The three fragments of the Parthenon that had been preserved for more than two centuries in the Vatican Museums were brought to Athens and its Acropolis Museum and then presented in a ceremony on Friday 24. Following his apostolic journey to Cyprus and Greece in December 2021, Pope Francis wished to donate the three fragments of the Parthenon to the Archbishop of the Orthodox Church of Athens, His Beatitude Ieronymos II.
His Beatitude Ieronymos II presided over the donation ceremony, which was attended by a Vatican Delegation that included Bishop Brian Farrell, Secretary of the Dicastery for Promoting Christian Unity; Archbishop Jan Romeo Pawłowski, Apostolic Nuncio to Greece; Prof. Barbara Jatta, Director of the Vatican Museums; and Msgr. Andrea Palmieri, Undersecretary of the Dicastery for Promoting Christian Unity.
In his address on the occasion, His Beatitude Ieronymos II, expressed his great joy and gratitude for the reunification of the three fragments of the Parthenon from the Vatican Museums with the Parthenon architectural sculptures in the Acropolis Museum. He said that this initiative of Pope Francis in donating the fragments has "historic importance, with multiple positive repercussions on several levels." First, His Beatitude noted, it shows the "tangible proof of the fruits produced by the fraternal relations that exist among us Christians, guided by truth, love, mutual respect and understanding." It shows our world today, marked by injustice, that solutions to our problems are possible when there is good will and a sincere desire to resolve them. Second, he recalled how "truth is restored" and wounds of the past are healed with this reunification of inseparable parts of this special monument of the world's cultural heritage. He concluded by expressing his hope that this gesture of Pope Francis might be imitated by others. He thanked all those who contributed to making this celebration possible.
Addressing those present, Bishop Brian Farrell, Secretary of the Dicastery for Promoting Christian Unity, said that the gift of the fragments marks "an ecclesial, cultural and social gesture of friendship and solidarity with the people of Greece." He recalled the origin of Pope Francis' desire to make this gesture and how it affirms "ever more strongly the friendship and spiritual closeness between our Churches" and conveyed the Pope's warmest greetings and prayerful good wishes to His Beatitude and the entire body of the Church of Greece.

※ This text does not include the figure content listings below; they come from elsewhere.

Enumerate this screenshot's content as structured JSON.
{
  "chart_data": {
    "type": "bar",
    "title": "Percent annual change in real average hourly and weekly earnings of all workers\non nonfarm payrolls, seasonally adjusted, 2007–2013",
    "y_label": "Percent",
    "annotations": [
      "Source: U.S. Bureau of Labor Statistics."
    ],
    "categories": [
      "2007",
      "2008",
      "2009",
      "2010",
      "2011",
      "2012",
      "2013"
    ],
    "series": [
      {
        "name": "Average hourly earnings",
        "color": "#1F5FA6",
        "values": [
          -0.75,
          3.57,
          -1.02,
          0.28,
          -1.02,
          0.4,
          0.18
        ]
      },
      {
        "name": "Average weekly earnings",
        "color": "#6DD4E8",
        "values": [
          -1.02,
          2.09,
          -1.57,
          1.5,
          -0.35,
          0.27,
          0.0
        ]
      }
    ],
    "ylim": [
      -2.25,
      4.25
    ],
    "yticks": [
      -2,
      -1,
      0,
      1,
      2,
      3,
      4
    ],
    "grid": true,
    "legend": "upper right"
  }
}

He added that "people of goodwill can see in this event the expression of a shared hope that our diverse cultures, and art itself, will always be a privileged means of dialogue and encounter among peoples. In that exchange, we enrich each other, in the wonderful diversity of our histories, our achievements and the universal aspiration to peace and fraternity." In conclusion, he expressed the hope that "from the encounter between peoples and their cultures – of which the homecoming of the Parthenon fragments is one eloquent sign - will spring the understanding and solidarity that leads to peace."